To paraphrase Douglas Adams, Game Of Thrones is big – vastly, hugely, mind-bogglingly big. And even two seasons of a very dense TV series are piddling and insignificant next to the sprawling majesty of George RR Martin's A Song Of Ice And Fire novels; way too much, in fact, to cram into one 192-page book. Even so, this companion to the TV incarnation offers a decent crash course in the basics of Westeros lore.
For anyone yet to read Martin's novels, the book is a godsend. For all its epic brilliance, Game Of Thrones ' multiple complex story threads can leave you befuddled, but thanks to profiles of the major characters, family trees and more, you soon know how to tell a Greyjoy from a Tyrell.
The book's also a solid "Making Of". Author Bryan Cogman (a story editor on the series) has interviewed the show's key creative forces, and between them they reveal the attention to detail that's gone into realising the Seven Kingdoms.

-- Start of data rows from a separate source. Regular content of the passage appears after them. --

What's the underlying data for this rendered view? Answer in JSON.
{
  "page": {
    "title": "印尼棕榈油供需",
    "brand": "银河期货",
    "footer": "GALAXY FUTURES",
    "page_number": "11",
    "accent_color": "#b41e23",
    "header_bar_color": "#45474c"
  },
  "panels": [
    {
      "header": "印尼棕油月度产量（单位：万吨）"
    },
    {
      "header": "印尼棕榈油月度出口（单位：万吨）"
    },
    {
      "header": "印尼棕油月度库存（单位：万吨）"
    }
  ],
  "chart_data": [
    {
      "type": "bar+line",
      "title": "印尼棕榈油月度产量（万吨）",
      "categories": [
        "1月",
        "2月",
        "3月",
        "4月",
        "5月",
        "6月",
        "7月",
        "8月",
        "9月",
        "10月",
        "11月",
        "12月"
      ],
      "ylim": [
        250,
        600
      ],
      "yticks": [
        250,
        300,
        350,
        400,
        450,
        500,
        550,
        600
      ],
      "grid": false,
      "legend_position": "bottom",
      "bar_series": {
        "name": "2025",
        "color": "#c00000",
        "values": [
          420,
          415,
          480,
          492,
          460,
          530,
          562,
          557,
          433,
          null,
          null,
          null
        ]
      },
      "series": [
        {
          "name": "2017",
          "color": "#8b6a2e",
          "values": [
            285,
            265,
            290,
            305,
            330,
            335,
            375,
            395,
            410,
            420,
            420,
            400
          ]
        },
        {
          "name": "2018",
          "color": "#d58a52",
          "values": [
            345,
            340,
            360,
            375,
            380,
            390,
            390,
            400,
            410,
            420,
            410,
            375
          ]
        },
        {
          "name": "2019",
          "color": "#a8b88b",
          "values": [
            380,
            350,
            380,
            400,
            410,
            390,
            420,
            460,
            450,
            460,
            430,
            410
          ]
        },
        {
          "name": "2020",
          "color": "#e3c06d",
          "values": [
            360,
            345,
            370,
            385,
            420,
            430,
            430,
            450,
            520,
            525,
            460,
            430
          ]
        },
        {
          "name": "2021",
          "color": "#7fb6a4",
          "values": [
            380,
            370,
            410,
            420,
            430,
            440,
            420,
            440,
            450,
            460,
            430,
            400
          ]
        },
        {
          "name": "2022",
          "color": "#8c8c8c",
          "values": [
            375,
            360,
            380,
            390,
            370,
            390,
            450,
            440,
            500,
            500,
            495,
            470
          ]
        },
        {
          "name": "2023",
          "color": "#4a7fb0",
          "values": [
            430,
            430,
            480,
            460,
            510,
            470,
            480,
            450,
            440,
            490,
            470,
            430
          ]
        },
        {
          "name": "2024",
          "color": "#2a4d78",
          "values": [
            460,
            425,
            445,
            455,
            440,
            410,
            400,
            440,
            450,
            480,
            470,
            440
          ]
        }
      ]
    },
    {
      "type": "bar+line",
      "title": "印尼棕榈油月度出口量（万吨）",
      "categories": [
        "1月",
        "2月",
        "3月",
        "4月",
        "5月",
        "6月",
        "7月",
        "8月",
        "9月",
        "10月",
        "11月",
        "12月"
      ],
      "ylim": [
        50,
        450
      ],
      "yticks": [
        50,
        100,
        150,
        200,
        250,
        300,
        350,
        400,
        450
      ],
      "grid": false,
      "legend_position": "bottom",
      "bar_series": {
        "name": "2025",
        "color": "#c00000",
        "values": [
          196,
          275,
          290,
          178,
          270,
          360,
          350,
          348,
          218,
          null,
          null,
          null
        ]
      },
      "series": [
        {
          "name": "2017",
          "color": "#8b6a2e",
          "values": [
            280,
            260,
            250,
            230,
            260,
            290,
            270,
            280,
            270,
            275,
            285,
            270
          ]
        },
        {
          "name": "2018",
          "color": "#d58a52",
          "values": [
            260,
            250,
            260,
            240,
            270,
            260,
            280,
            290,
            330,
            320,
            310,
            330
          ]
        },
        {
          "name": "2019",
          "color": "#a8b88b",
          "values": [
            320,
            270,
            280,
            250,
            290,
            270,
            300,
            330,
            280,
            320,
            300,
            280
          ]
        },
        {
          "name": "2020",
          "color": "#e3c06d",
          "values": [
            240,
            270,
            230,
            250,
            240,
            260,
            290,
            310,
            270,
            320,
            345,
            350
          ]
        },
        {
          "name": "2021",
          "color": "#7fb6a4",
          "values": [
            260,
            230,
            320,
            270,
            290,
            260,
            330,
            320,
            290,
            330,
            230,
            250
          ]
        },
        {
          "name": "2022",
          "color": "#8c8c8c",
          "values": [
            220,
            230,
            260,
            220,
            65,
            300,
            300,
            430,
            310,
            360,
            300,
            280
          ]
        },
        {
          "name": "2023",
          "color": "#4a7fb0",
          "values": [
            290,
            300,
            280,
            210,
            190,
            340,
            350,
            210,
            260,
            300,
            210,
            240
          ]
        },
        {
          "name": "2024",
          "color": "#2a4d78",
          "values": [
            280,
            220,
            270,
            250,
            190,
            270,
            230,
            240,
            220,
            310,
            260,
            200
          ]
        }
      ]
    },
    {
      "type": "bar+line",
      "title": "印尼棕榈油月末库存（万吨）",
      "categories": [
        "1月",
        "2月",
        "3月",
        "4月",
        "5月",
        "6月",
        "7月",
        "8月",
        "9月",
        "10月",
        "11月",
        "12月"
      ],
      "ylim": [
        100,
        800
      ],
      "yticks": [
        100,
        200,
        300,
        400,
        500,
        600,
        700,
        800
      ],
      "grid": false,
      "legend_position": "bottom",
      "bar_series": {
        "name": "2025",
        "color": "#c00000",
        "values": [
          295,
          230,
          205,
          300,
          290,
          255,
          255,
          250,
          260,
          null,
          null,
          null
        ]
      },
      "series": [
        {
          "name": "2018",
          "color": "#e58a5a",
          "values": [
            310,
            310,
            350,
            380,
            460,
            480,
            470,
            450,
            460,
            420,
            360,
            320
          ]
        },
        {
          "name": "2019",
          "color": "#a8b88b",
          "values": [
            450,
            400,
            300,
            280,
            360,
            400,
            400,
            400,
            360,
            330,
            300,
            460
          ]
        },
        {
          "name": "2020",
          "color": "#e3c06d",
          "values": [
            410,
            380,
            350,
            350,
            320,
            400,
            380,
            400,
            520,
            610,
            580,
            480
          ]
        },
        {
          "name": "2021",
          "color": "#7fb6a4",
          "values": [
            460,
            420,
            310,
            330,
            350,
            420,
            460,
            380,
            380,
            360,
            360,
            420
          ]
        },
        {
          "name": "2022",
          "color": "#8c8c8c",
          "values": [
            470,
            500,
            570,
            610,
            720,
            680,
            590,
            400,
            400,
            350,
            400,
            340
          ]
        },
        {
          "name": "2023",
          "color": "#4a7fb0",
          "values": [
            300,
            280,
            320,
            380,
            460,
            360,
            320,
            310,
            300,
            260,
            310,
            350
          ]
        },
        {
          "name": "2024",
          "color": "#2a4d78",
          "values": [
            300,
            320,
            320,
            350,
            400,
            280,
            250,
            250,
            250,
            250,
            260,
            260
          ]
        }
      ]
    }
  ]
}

Particular focus is given to pivotal scenes like the storming of King's Landing, and it's here – when things get properly geeky – that the book's at its best.
The endeavour’s let down by the choice of images. The costume designs and concept art are fantastic but they're underused, with priority being given instead to stills and uninspiring behind-the-scenes shots. And because it only goes up to the end of season two, it does feel incomplete – don’t be surprised if this show spawns a behind-the-scenes series as long as Martin’s epic book sequence.